Ou les deux postures peuvent être suffisamment sécurisantes pour l’enfant à des moments différents, si elles peuvent être proposées en alternance, ou incarnées de manière plus banale par chacun des parents, l’évitement étant plus fréquent chez le père et la collusion chez la mère, les rôles et les apprentissages parentaux étant encore très liés au genre.

Même les parents bienveillants et « positifs » ne sont pas obligés d’être des parents parfaits.

Dans une autre situation, à l’opposé, certains parents adoptants d’enfants souffrant de stress post-traumatique s’impliquent fortement dans la résolution de ses problèmes sans qu’il y ait pour autant collusion. On les ressent présents, concernés, et … efficaces. La tentation devient grande alors de les « professionnaliser » ! Or ce n’est pas leur place. Les rendre partenaires de la résilience de leur enfant, y compris en leur donnant toutes les pistes de réflexion, ainsi que des outils de résilience et de développement de l’intelligence affective, qu’ils ont d’ailleurs souvent déjà trouvé eux-mêmes dans les livres et autres médias, ou dans des formations à la parentalité, les considérer comme des pairs en ne se vivant pas en « position haute », toutes ces attitudes relationnelles positives de la part du thérapeute ne signifient en aucun cas professionnaliser les parents.

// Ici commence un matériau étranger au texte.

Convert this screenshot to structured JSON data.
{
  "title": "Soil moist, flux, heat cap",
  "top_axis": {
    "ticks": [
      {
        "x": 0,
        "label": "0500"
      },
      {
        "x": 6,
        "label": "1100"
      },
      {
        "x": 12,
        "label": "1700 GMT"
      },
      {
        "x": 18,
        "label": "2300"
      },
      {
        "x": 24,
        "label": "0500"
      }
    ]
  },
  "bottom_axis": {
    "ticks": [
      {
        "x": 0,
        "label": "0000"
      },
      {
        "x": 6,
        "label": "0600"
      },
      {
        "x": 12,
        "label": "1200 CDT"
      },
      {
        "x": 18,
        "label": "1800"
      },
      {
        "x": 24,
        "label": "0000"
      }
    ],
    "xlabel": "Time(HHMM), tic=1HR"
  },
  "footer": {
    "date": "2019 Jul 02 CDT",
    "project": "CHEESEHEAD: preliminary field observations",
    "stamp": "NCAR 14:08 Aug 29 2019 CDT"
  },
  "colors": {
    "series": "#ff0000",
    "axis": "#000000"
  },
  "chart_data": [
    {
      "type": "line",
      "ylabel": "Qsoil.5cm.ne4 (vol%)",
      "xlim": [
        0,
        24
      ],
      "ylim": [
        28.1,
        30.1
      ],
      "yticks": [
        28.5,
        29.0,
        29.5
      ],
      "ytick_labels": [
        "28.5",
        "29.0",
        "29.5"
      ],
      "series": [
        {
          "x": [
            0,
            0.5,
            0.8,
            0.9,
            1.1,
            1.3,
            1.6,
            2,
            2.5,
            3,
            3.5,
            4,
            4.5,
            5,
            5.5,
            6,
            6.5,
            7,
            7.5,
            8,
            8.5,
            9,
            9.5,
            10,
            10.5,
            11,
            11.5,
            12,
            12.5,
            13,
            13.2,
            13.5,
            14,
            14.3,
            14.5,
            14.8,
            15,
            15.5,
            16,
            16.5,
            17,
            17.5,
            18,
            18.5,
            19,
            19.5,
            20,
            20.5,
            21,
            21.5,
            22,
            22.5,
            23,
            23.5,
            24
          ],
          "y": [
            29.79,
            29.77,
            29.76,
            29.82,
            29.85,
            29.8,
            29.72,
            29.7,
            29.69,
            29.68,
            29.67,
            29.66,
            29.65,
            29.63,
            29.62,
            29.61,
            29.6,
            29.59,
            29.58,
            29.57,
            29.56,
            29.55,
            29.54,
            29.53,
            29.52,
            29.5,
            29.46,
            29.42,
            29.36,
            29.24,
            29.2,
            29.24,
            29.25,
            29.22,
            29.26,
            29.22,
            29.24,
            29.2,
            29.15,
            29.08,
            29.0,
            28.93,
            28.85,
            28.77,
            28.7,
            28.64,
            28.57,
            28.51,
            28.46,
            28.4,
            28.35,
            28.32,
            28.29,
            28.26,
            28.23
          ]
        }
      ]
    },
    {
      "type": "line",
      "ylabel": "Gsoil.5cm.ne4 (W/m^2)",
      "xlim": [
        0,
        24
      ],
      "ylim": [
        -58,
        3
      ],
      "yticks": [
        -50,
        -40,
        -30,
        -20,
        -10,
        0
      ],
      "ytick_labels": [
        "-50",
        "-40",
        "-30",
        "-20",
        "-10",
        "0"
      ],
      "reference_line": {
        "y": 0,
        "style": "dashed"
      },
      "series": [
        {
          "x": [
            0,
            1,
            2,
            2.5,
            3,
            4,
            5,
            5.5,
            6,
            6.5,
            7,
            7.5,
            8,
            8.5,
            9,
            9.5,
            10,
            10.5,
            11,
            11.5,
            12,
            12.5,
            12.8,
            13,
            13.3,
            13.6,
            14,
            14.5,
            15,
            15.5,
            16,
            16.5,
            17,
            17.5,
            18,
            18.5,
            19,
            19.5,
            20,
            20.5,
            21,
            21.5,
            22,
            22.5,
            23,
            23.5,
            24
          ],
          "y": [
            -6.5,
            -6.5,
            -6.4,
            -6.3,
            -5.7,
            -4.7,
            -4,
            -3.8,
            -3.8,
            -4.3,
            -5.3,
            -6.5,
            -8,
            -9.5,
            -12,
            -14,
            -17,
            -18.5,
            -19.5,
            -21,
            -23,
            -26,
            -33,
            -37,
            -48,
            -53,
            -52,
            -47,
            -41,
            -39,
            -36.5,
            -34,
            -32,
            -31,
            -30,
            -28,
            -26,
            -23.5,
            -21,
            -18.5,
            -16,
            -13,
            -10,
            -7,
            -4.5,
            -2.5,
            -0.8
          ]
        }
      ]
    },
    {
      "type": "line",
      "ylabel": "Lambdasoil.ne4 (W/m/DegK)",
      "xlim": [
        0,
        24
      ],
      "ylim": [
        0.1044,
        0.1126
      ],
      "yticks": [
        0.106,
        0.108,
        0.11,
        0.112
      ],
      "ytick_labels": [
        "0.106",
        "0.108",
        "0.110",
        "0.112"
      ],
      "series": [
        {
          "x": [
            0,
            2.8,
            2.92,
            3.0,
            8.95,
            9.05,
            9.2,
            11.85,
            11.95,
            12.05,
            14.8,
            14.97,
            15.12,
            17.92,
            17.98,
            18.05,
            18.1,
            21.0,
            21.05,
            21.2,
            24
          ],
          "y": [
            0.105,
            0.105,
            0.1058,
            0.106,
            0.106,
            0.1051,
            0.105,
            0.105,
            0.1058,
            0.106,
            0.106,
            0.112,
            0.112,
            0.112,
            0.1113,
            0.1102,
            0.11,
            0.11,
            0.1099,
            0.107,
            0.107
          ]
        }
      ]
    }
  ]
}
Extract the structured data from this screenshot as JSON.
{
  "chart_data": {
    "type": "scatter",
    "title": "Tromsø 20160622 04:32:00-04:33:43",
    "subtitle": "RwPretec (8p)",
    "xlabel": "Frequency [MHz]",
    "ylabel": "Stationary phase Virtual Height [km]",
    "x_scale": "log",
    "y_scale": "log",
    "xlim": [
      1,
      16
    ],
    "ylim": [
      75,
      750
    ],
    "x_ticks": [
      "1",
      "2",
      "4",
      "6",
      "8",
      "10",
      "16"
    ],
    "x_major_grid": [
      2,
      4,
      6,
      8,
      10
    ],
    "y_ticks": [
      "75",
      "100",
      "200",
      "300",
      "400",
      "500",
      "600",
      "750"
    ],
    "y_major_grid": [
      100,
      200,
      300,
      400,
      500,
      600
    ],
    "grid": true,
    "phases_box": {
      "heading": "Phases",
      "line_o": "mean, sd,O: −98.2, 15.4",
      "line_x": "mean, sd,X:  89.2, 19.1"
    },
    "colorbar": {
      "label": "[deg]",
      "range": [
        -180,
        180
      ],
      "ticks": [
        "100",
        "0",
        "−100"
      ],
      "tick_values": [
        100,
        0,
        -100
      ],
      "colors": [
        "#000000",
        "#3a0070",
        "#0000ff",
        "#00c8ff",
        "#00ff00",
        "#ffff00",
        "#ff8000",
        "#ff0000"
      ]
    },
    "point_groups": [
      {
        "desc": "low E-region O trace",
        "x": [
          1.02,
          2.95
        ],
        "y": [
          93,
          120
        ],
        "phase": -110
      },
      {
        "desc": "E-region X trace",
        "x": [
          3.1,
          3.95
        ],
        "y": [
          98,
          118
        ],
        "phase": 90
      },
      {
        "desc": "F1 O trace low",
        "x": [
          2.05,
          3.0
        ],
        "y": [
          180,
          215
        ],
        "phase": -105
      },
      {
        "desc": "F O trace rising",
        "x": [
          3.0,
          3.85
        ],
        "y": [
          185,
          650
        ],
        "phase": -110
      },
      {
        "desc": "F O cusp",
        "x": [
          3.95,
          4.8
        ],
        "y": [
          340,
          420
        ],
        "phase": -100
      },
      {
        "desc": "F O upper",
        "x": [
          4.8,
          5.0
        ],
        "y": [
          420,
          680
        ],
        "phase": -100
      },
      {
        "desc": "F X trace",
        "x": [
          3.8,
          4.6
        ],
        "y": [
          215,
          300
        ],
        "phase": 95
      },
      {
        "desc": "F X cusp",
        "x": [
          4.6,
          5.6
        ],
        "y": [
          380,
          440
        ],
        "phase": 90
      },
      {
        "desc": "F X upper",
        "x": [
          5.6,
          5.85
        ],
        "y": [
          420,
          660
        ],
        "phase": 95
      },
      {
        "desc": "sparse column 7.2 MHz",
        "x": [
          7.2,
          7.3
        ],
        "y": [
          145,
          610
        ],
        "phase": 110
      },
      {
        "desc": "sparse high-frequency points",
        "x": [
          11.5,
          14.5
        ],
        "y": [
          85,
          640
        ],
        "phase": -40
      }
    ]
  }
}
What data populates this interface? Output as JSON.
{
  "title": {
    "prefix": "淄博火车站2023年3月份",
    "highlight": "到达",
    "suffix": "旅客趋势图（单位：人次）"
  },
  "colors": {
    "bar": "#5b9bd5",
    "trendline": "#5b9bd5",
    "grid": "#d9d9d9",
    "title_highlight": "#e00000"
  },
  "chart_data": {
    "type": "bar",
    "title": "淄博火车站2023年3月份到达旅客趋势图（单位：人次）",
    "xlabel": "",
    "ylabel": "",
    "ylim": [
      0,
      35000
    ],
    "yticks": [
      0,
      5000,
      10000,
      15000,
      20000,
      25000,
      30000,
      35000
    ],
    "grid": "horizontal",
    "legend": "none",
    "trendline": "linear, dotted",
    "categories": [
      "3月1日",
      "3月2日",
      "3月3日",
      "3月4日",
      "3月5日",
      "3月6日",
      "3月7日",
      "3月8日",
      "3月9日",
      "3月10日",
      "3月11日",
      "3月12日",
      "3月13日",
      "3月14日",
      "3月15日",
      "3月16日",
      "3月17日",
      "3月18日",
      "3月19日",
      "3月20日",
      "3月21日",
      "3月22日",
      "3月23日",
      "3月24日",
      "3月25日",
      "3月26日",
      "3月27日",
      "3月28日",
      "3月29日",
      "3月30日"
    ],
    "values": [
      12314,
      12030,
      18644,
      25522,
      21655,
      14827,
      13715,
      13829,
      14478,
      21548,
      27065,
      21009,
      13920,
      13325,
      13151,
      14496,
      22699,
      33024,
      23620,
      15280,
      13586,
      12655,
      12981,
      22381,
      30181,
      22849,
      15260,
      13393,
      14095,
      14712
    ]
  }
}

Les situations où les parents adoptants sont eux-mêmes thérapeutes est encore un autre sujet …

Dans une journée sur la parentalité où j’intervenais l’année dernière[i], il a été conclus que l'usage des qualités de la parentalité positive, ces qualités que les anglosaxons ont popularisé sous le terme de « care » ou de « caregiving », sont les mêmes que celles utilisées dans les nombreux métiers de la relation d’aide et d’accompagnement de la personne et des familles. Il est donc naturel que notre cerveau connecte les mêmes neurones face à des comportements perçus comme similaires.

Alors, professionnels comme parents accueillis, soyons vigilants.

Car la légitimité de la filiation, légitimité qui implique bien plus d’aspects que la légalité de l’adoption plénière qui n’en est qu’une partie indispensable, est le plus beau cadeau que peuvent se faire mutuellement les enfants et les parents qui s’adoptent.

 

[i] Journée organisée par Espace Thérapies Systèmes, centre de formation et de thérapie familiale dont vous trouverez les coordonnées ci-dessous. Conclusion de la journée par Olivier Trioullier.